You may have better luck reporting this upstream at linux-cifs@vger.kernel.org.
Comment 20 Marcus Moeller 2012-06-13 08:03:10 EDT
Ok, I got it now.

I just copied both lines:

create  cifs.spnego    * * /usr/sbin/cifs.upcall -t %k
create  dns_resolver    * * /usr/sbin/cifs.upcall %k

in one file within /etc/request-key.d/ but the patch that enabled the .d feature only seems to support one line per file. This is imho a false behaviour (and the man page is not even clear about it.
Comment 21 Jeff Layton 2012-06-13 10:10:47 EDT
The request-key.conf(5) manpage seems pretty clear on this point to me.

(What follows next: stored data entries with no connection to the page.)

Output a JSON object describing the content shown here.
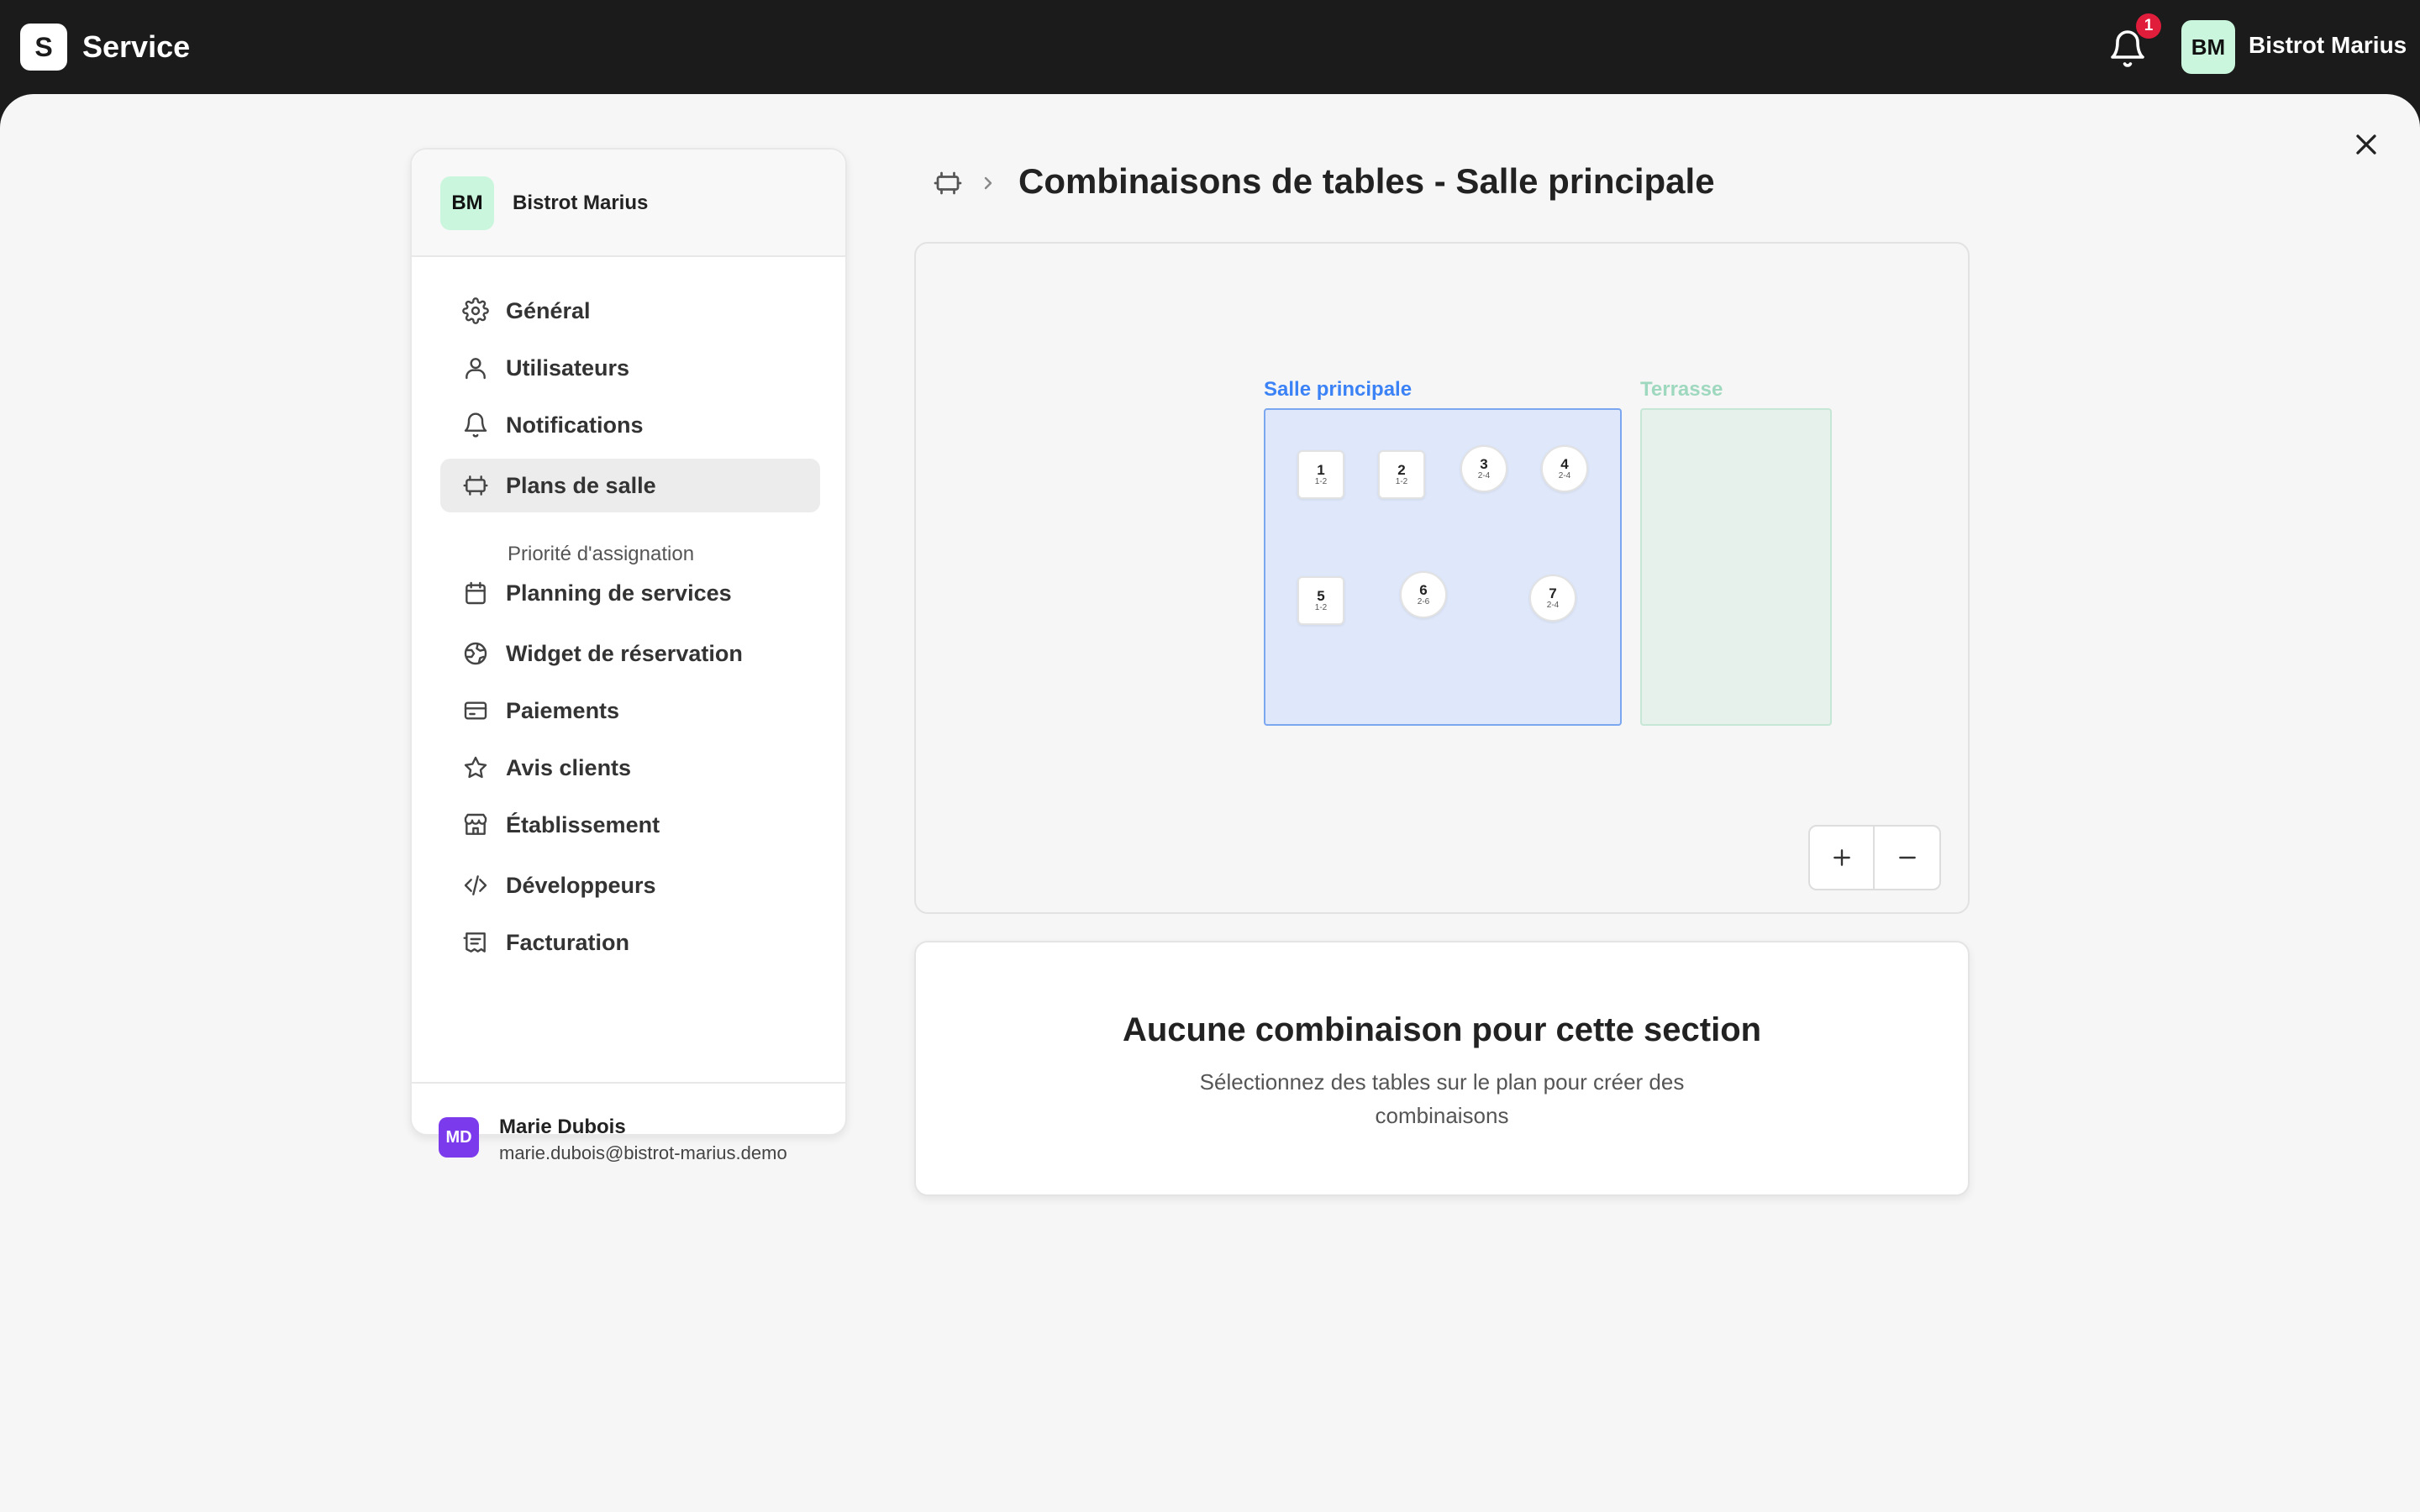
{
  "app": {
    "logo_letter": "S",
    "name": "Service"
  },
  "header": {
    "notification_count": "1",
    "user_initials": "BM",
    "user_name": "Bistrot Marius"
  },
  "sidebar": {
    "org_initials": "BM",
    "org_name": "Bistrot Marius",
    "items": [
      {
        "label": "Général",
        "icon": "gear-icon"
      },
      {
        "label": "Utilisateurs",
        "icon": "user-icon"
      },
      {
        "label": "Notifications",
        "icon": "bell-icon"
      },
      {
        "label": "Plans de salle",
        "icon": "floorplan-icon",
        "active": true
      },
      {
        "label": "Planning de services",
        "icon": "calendar-icon"
      },
      {
        "label": "Widget de réservation",
        "icon": "globe-icon"
      },
      {
        "label": "Paiements",
        "icon": "credit-card-icon"
      },
      {
        "label": "Avis clients",
        "icon": "star-icon"
      },
      {
        "label": "Établissement",
        "icon": "store-icon"
      },
      {
        "label": "Développeurs",
        "icon": "code-icon"
      },
      {
        "label": "Facturation",
        "icon": "receipt-icon"
      }
    ],
    "sub_item": "Priorité d'assignation",
    "footer": {
      "initials": "MD",
      "name": "Marie Dubois",
      "email": "marie.dubois@bistrot-marius.demo"
    }
  },
  "page": {
    "title": "Combinaisons de tables - Salle principale"
  },
  "floor_plan": {
    "sections": [
      {
        "name": "Salle principale",
        "color": "#3b82f6",
        "selected": true
      },
      {
        "name": "Terrasse",
        "color": "#9ed8bf",
        "selected": false
      }
    ],
    "tables": [
      {
        "number": "1",
        "capacity": "1-2",
        "shape": "square"
      },
      {
        "number": "2",
        "capacity": "1-2",
        "shape": "square"
      },
      {
        "number": "3",
        "capacity": "2-4",
        "shape": "round"
      },
      {
        "number": "4",
        "capacity": "2-4",
        "shape": "round"
      },
      {
        "number": "5",
        "capacity": "1-2",
        "shape": "square"
      },
      {
        "number": "6",
        "capacity": "2-6",
        "shape": "round"
      },
      {
        "number": "7",
        "capacity": "2-4",
        "shape": "round"
      }
    ],
    "zoom_in_label": "+",
    "zoom_out_label": "−"
  },
  "empty_state": {
    "title": "Aucune combinaison pour cette section",
    "text": "Sélectionnez des tables sur le plan pour créer des combinaisons"
  }
}
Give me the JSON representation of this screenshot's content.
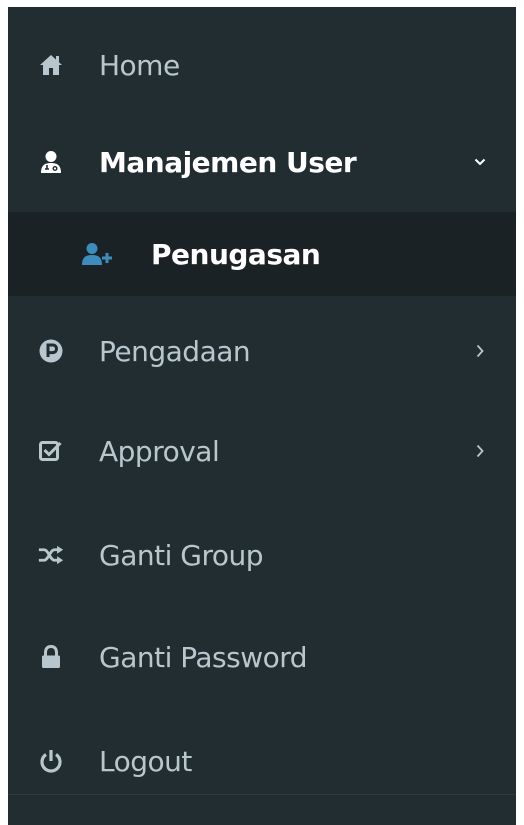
{
  "sidebar": {
    "items": [
      {
        "label": "Home",
        "icon": "home-icon"
      },
      {
        "label": "Manajemen User",
        "icon": "user-md-icon",
        "expanded": true,
        "children": [
          {
            "label": "Penugasan",
            "icon": "user-plus-icon",
            "active": true
          }
        ]
      },
      {
        "label": "Pengadaan",
        "icon": "circle-p-icon",
        "chevron": "chevron-right-icon"
      },
      {
        "label": "Approval",
        "icon": "check-square-icon",
        "chevron": "chevron-right-icon"
      },
      {
        "label": "Ganti Group",
        "icon": "random-icon"
      },
      {
        "label": "Ganti Password",
        "icon": "lock-icon"
      },
      {
        "label": "Logout",
        "icon": "power-icon"
      }
    ]
  },
  "colors": {
    "sidebar_bg": "#222d32",
    "submenu_bg": "#1a2226",
    "text": "#b8c7ce",
    "active_text": "#ffffff",
    "accent": "#3c8dbc"
  }
}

The request-key.d feature just makes /sbin/request-key pick a different config file. The file in that directory does need to be named properly, or /sbin/request-key won't find it however (and will fall back to using /etc/request-key.conf.

At this point, do you have it working?
Comment 22 Marcus Moeller 2012-06-13 10:16:46 EDT
I have named the file .conf.

It just does not seem to work if it contains more than one line.

After migrating the two settings to different .conf files within /etc/request-key.d/ it works fine.
Comment 23 Marcus Moeller 2012-06-13 11:10:16 EDT
You are right, after re-reding it twice it gets clearer. Anyhow, thanks for taking care.